These interests converged with a photo-opportunity by the Chinese-appointed Panchen Lama Gyaltsen Norbu (referred to by Chinese media in English as Gyalcain Norbu) at the enormous Zam (Chinese: Zangmu) Hydropower Project in Lhokha (Chinese: Shannan), the largest hydropower station in the Tibet Autonomous Region (TAR), during his visit there in August.[1]

Water surges from the Zam dam on the Yarlung Tsangpo river in this image from the state media. The last remaining generator of the dam became operational in 2015, intensifying fears downstream in India given the high risk to damming upstream in one of the most seismically active areas on earth.

The last remaining generator of the Zam dam on the Yarlung Tsangpo, the highest river in the world (which flows into India as the Brahmaputra), became operational in 2015. Despite official Chinese assurances that this dam and others would not affect the downstream area of the Yarlung Tsangpo, it has deepened tensions between China and India over capturing the hydroelectric potential of the Yarlung Tsangpo river basin.

As a storehouse of freshwater and the source of the earth’s eight largest river systems, Tibet is a critical resource to the world’s 10 most densely populated nations surrounding the plateau. A major goal of China’s Five-Year Plan of 2016 to 2020 is to intensify the buildup of dams like the Zam on all of Tibet’s major rivers, with cascading dams on the wild mountain rivers and others stemming China’s last free-flowing international rivers such as the Yarlung Tsangpo, involving powerful state-owned Chinese consortiums.[2]

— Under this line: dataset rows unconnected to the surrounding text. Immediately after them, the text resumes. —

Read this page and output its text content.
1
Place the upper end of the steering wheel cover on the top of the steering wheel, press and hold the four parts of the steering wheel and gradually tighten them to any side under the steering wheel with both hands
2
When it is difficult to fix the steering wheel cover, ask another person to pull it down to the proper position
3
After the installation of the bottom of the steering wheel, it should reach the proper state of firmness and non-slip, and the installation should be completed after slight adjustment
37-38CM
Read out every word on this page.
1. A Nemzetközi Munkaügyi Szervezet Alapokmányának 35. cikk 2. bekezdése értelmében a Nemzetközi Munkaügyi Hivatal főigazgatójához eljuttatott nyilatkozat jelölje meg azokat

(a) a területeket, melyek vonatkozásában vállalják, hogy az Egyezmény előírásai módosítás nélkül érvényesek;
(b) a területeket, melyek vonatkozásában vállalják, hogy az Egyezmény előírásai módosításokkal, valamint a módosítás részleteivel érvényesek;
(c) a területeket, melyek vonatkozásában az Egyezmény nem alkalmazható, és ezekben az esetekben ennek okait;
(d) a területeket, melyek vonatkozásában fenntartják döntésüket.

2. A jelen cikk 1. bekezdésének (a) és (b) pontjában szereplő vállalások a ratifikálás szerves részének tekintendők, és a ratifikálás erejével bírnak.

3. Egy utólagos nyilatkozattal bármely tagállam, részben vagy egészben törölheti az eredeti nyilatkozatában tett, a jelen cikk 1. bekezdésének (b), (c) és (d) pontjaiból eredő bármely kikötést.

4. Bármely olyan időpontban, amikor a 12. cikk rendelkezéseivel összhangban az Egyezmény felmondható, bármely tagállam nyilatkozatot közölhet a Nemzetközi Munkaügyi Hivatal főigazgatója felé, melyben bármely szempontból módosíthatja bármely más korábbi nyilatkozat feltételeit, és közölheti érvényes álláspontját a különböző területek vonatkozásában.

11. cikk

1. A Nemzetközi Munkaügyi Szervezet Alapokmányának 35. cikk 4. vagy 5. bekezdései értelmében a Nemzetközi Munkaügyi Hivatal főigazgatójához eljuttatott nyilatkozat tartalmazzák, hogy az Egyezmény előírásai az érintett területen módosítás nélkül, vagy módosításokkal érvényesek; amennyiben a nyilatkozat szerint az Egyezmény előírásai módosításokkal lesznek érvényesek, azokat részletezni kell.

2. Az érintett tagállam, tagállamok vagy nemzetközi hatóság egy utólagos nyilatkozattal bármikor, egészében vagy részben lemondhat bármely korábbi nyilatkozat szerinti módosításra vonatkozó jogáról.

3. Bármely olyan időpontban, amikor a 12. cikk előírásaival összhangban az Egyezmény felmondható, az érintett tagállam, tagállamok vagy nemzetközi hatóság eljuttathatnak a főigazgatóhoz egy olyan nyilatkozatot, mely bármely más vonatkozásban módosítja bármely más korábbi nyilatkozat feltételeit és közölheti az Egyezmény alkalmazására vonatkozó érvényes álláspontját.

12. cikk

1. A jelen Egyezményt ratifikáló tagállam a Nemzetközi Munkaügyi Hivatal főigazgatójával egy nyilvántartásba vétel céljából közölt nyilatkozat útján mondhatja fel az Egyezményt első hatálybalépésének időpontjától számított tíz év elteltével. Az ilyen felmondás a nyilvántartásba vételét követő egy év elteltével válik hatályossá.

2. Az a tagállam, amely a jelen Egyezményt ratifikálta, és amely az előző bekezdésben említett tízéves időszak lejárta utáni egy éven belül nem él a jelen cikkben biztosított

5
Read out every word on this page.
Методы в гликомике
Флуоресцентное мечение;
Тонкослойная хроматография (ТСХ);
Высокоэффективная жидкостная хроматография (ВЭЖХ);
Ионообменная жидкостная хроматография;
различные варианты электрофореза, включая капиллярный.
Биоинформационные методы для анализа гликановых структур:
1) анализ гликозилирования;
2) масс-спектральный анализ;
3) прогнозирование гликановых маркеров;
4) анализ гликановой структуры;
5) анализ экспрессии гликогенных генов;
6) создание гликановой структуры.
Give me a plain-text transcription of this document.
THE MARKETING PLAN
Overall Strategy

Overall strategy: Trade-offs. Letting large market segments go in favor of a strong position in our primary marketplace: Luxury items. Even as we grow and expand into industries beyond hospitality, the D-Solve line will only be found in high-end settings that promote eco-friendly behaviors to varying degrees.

Zam is only the first of the planned six hydro dams capturing the water power of the Yarlung Tsangpo.

Damming upstream in Tibet carries great risks, particularly as the plateau is one of the most seismically active areas of the world—but the risks are being ignored by the Chinese government.[3] Dam designers are still surveying the TAR for locations where there is an upland lake and a river below that can be paired in a daily 24-hour pumped hydro cycle.

Environmental specialist Gabriel Lafitte has noted on his blog, rukor.org, that engineers have found several such locations recently, especially in Nyingtri (Chinese: Linzhi), a heavily-militarized region that borders Arunachal Pradesh in India, and where the pace of urbanization and infrastructure construction is rapid.[4]

Scientific research shows that dams of a particular size may be a direct cause of earthquakes via a process known as reservoir-induced seismicity, meaning that the weight of water behind a dam, coupled with the seeping of water into fissures in rocks below, can produce stress strong enough to worsen, or trigger, an earthquake.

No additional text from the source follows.